Here was huge Victorian bombast in the middle of the most decadent port in the Orient. They were made out of brown granite with a sort of sturdy West European functionality that featured domes, collonnades and statues almost as afterthoughts. One after the other was an art deco treasure housing such esteemed companies as 'The China Merchants Seaship Company", "The Agricultural Bank of China" and the "Shanghai Gold Exchange". The red flag of the peoples republic now flutters above each of the buildings. But things are becoming full circle again. Buildings that have been ignored during the fifty plus years of communist management are now being rented out to international companies. Restaurants are springing up along the 'Bund' catering for tourists and business travellers alike, and "old companies" like Jardine-Mathieson are asking for their property back.
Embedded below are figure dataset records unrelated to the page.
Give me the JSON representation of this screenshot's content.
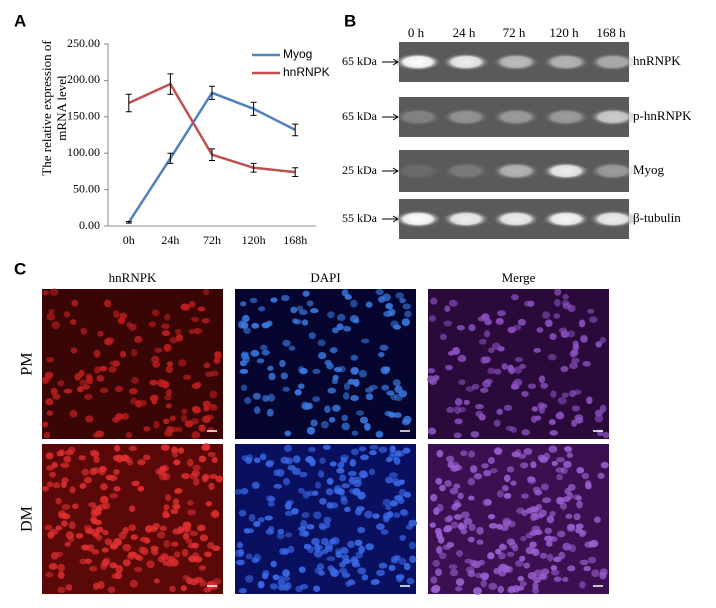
{
  "chart_data": {
    "type": "line",
    "panel": "A",
    "ylabel": [
      "The relative expression of",
      "mRNA level"
    ],
    "categories": [
      "0h",
      "24h",
      "72h",
      "120h",
      "168h"
    ],
    "series": [
      {
        "name": "Myog",
        "color": "#4f81bd",
        "values": [
          5,
          93,
          183,
          161,
          132
        ],
        "errors": [
          1,
          7,
          9,
          9,
          8
        ]
      },
      {
        "name": "hnRNPK",
        "color": "#c0504d",
        "values": [
          169,
          195,
          98,
          80,
          74
        ],
        "errors": [
          12,
          14,
          8,
          6,
          6
        ]
      }
    ],
    "ylim": [
      0,
      250
    ],
    "yticks": [
      {
        "value": 0,
        "label": "0.00"
      },
      {
        "value": 50,
        "label": "50.00"
      },
      {
        "value": 100,
        "label": "100.00"
      },
      {
        "value": 150,
        "label": "150.00"
      },
      {
        "value": 200,
        "label": "200.00"
      },
      {
        "value": 250,
        "label": "250.00"
      }
    ],
    "legend": "upper right"
  },
  "blot": {
    "panel": "B",
    "columns": [
      "0 h",
      "24 h",
      "72 h",
      "120 h",
      "168 h"
    ],
    "rows": [
      {
        "size": "65 kDa",
        "protein": "hnRNPK"
      },
      {
        "size": "65 kDa",
        "protein": "p-hnRNPK"
      },
      {
        "size": "25 kDa",
        "protein": "Myog"
      },
      {
        "size": "55 kDa",
        "protein": "β-tubulin"
      }
    ]
  },
  "microscopy": {
    "panel": "C",
    "columns": [
      "hnRNPK",
      "DAPI",
      "Merge"
    ],
    "rows": [
      "PM",
      "DM"
    ]
  }
}
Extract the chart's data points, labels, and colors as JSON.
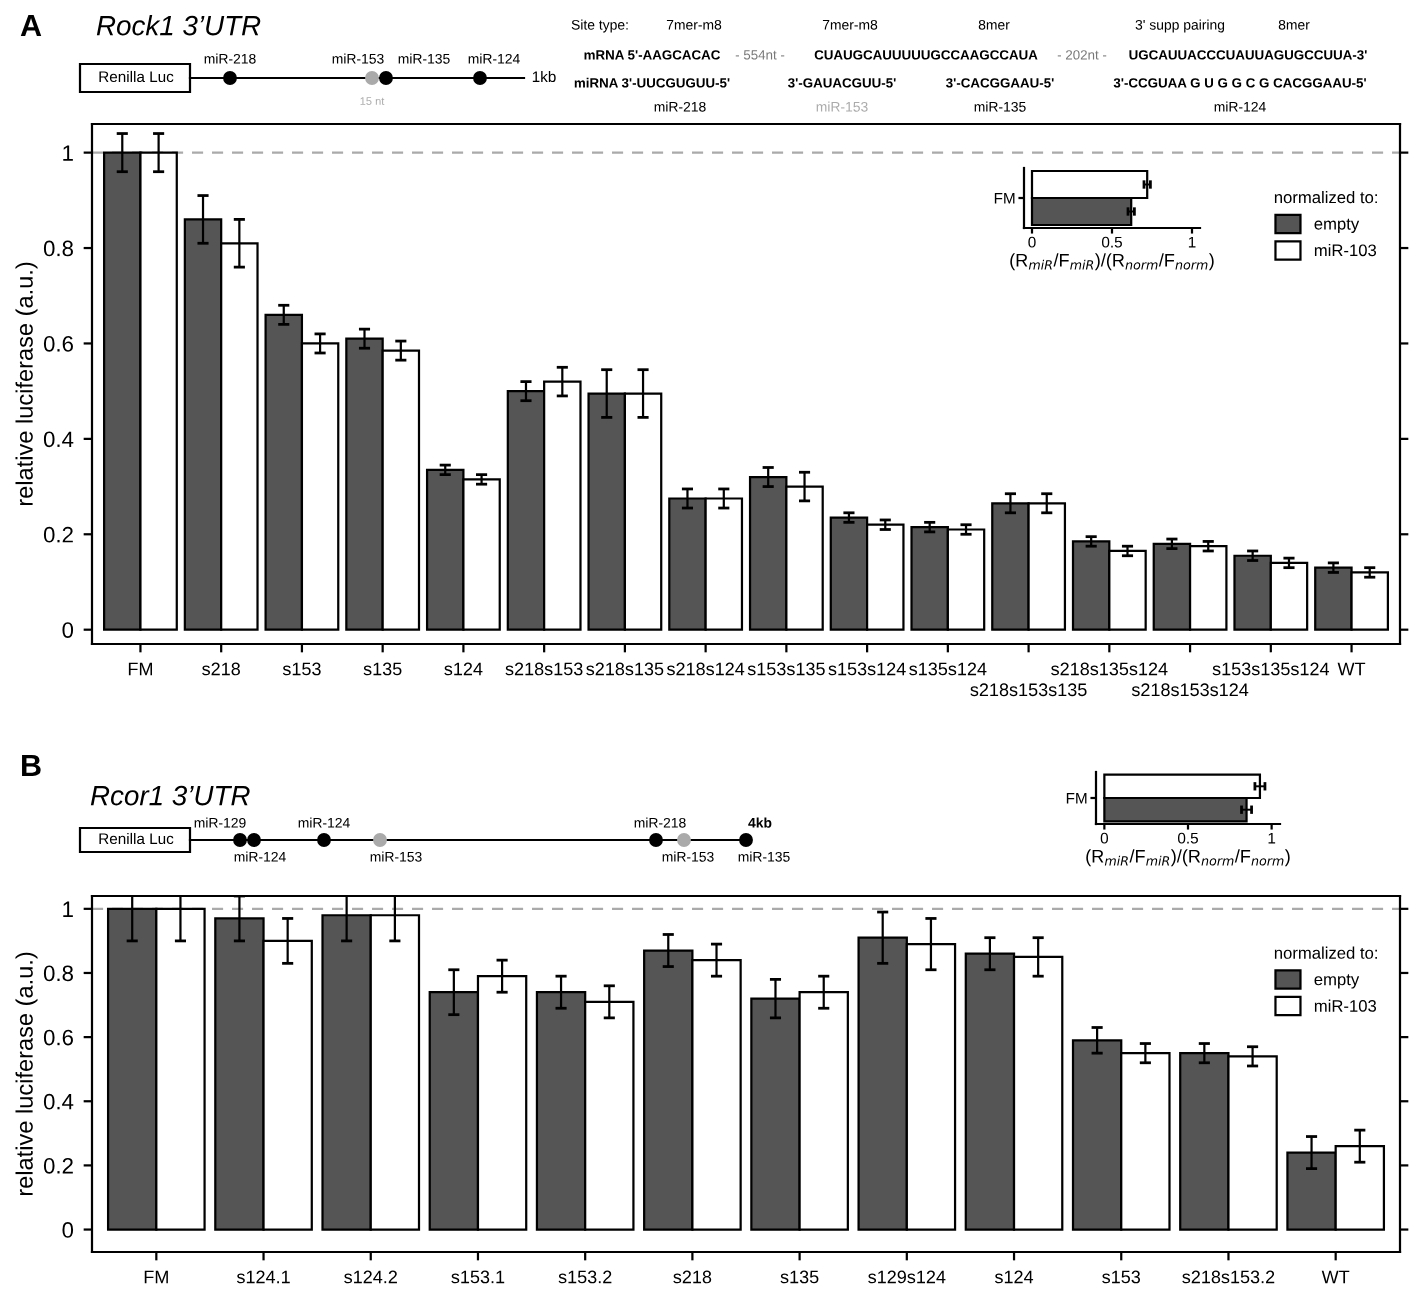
{
  "chart_data": [
    {
      "type": "bar",
      "title": "Rock1 3’UTR",
      "ylabel": "relative luciferase (a.u.)",
      "categories": [
        "FM",
        "s218",
        "s153",
        "s135",
        "s124",
        "s218s153",
        "s218s135",
        "s218s124",
        "s153s135",
        "s153s124",
        "s135s124",
        "s218s153s135",
        "s218s135s124",
        "s218s153s124",
        "s153s135s124",
        "WT"
      ],
      "series": [
        {
          "name": "empty",
          "color": "#555555",
          "values": [
            1.0,
            0.86,
            0.66,
            0.61,
            0.335,
            0.5,
            0.495,
            0.275,
            0.32,
            0.235,
            0.215,
            0.265,
            0.185,
            0.18,
            0.155,
            0.13
          ],
          "errors": [
            0.04,
            0.05,
            0.02,
            0.02,
            0.01,
            0.02,
            0.05,
            0.02,
            0.02,
            0.01,
            0.01,
            0.02,
            0.01,
            0.01,
            0.01,
            0.01
          ]
        },
        {
          "name": "miR-103",
          "color": "#ffffff",
          "values": [
            1.0,
            0.81,
            0.6,
            0.585,
            0.315,
            0.52,
            0.495,
            0.275,
            0.3,
            0.22,
            0.21,
            0.265,
            0.165,
            0.175,
            0.14,
            0.12
          ],
          "errors": [
            0.04,
            0.05,
            0.02,
            0.02,
            0.01,
            0.03,
            0.05,
            0.02,
            0.03,
            0.01,
            0.01,
            0.02,
            0.01,
            0.01,
            0.01,
            0.01
          ]
        }
      ],
      "ylim": [
        -0.03,
        1.06
      ],
      "yticks": [
        0,
        0.2,
        0.4,
        0.6,
        0.8,
        1
      ],
      "grid": false,
      "legend": "top right",
      "legend_title": "normalized to:",
      "ref_lines": [
        {
          "axis": "y",
          "value": 1,
          "color": "#aaaaaa",
          "line_style": "dashed"
        }
      ],
      "annotations": [
        "A",
        "Renilla Luc",
        "miR-218",
        "miR-153",
        "15 nt",
        "miR-135",
        "miR-124",
        "1kb",
        "Site type:",
        "7mer-m8",
        "7mer-m8",
        "8mer",
        "3' supp pairing",
        "8mer",
        "mRNA 5'-AAGCACAC",
        "- 554nt -",
        "CUAUGCAUUUUUGCCAAGCCAUA",
        "- 202nt -",
        "UGCAUUACCCUAUUAGUGCCUUA-3'",
        "miRNA 3'-UUCGUGUU-5'",
        "3'-GAUACGUU-5'",
        "3'-CACGGAAU-5'",
        "3'-CCGUAA G U G G C G CACGGAAU-5'",
        "miR-218",
        "miR-153",
        "miR-135",
        "miR-124"
      ]
    },
    {
      "type": "bar",
      "orientation": "horizontal",
      "categories": [
        "FM"
      ],
      "xlabel": "(R$_{miR}$/F$_{miR}$)/(R$_{norm}$/F$_{norm}$)",
      "series": [
        {
          "color": "#ffffff",
          "values": [
            0.72
          ],
          "errors": [
            0.02
          ]
        },
        {
          "color": "#555555",
          "values": [
            0.62
          ],
          "errors": [
            0.02
          ]
        }
      ],
      "xlim": [
        -0.05,
        1.05
      ],
      "xticks": [
        0,
        0.5,
        1
      ],
      "grid": false
    },
    {
      "type": "bar",
      "title": "Rcor1 3’UTR",
      "ylabel": "relative luciferase (a.u.)",
      "categories": [
        "FM",
        "s124.1",
        "s124.2",
        "s153.1",
        "s153.2",
        "s218",
        "s135",
        "s129s124",
        "s124",
        "s153",
        "s218s153.2",
        "WT"
      ],
      "series": [
        {
          "name": "empty",
          "color": "#555555",
          "values": [
            1.0,
            0.97,
            0.98,
            0.74,
            0.74,
            0.87,
            0.72,
            0.91,
            0.86,
            0.59,
            0.55,
            0.24
          ],
          "errors": [
            0.1,
            0.07,
            0.08,
            0.07,
            0.05,
            0.05,
            0.06,
            0.08,
            0.05,
            0.04,
            0.03,
            0.05
          ]
        },
        {
          "name": "miR-103",
          "color": "#ffffff",
          "values": [
            1.0,
            0.9,
            0.98,
            0.79,
            0.71,
            0.84,
            0.74,
            0.89,
            0.85,
            0.55,
            0.54,
            0.26
          ],
          "errors": [
            0.1,
            0.07,
            0.08,
            0.05,
            0.05,
            0.05,
            0.05,
            0.08,
            0.06,
            0.03,
            0.03,
            0.05
          ]
        }
      ],
      "ylim": [
        -0.07,
        1.04
      ],
      "yticks": [
        0,
        0.2,
        0.4,
        0.6,
        0.8,
        1
      ],
      "grid": false,
      "legend": "top right",
      "legend_title": "normalized to:",
      "ref_lines": [
        {
          "axis": "y",
          "value": 1,
          "color": "#aaaaaa",
          "line_style": "dashed"
        }
      ],
      "annotations": [
        "B",
        "Renilla Luc",
        "miR-129",
        "miR-124",
        "miR-124",
        "miR-153",
        "miR-218",
        "miR-153",
        "4kb",
        "miR-135"
      ]
    },
    {
      "type": "bar",
      "orientation": "horizontal",
      "categories": [
        "FM"
      ],
      "xlabel": "(R$_{miR}$/F$_{miR}$)/(R$_{norm}$/F$_{norm}$)",
      "series": [
        {
          "color": "#ffffff",
          "values": [
            0.93
          ],
          "errors": [
            0.03
          ]
        },
        {
          "color": "#555555",
          "values": [
            0.85
          ],
          "errors": [
            0.03
          ]
        }
      ],
      "xlim": [
        -0.05,
        1.05
      ],
      "xticks": [
        0,
        0.5,
        1
      ],
      "grid": false
    }
  ]
}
But for now its a nice place to wander and enjoy the crowds of domestic tourists before heading across the zebra crossings to the promenade.
Just off the 'Bund' is Nanjing Lu, and "Nanking Road" must be seen at night. The sheer exuberance and nightly light show were my favourite thing to do in Shanghai. And an evening wander from 'The Bund' to Renmin Square was like traversing an oriental Piccadilly Circus. Each building was covered in 10ft high Chinese characters moving and pulsating in a myriad of colours. Crowds rush too and thro and lasers light up one end of the street to the other. And all this in Communist China? You have to pinch yourself that it is real.
But what is definitely real is the last remaining part of Old Shanghai. - Yu Yuan gardens. The Yu Yuan gardens and bazaar take you to an era of humpbacked bridges, goldfish filled ponds and drooping willows. The China of Marco Polo and Kublai Khan. Sprinkled amongst the compounds are about thirty pavilions, lakes, pagodas, bridges etc. Everything is laid out like a work of art. The first few compounds had rockeries of white limestone and were made interesting by water trickling down to a set of ponds. Bamboo groves dotted each rockerie as did firs and chrysanthemums, statues of ancient Chinese gods reared up from the flower beds, dragons snaked sinuously around the compound walls and stone snarling lions guarded each exit.
Rock was the overwhelming feature of the gardens, with some pieces so big they incoorporated passages that led you Narnia-like to hidden pavilions where watercolour artists were at work. But the overwhelming feeling was of peace and tranquility, everytime you stepped into another compound you were embraced by a scene showing willow brushed ponds crossed by arced bridges full of koi carp. Or a pagoda soaring into the air from a clump of bamboo..
All this a five minute walk to the bright lights of Nanjing Lu and the lit up buildings of 'Bund'. Shanghai is an everchanging city. But some of the more aesthetic aspects of China remain the same.
Further Information
Travel tips: Change up money at airport as in town it is very bureaucratic or use a cashpoint. Taxi drivers do tend to target tourists and when someone speaks to you they are not always after something but genuinely want to practice their english
Must see/do at this place: Nanjing Lu is a great experience at night and a good way to enjoy China. Pudong from the promenade is lit up at night for a free show.
You should avoid here: You may be approached by prostitutes down Nanjing Lu at night. Particularly if you are single, male and foreign.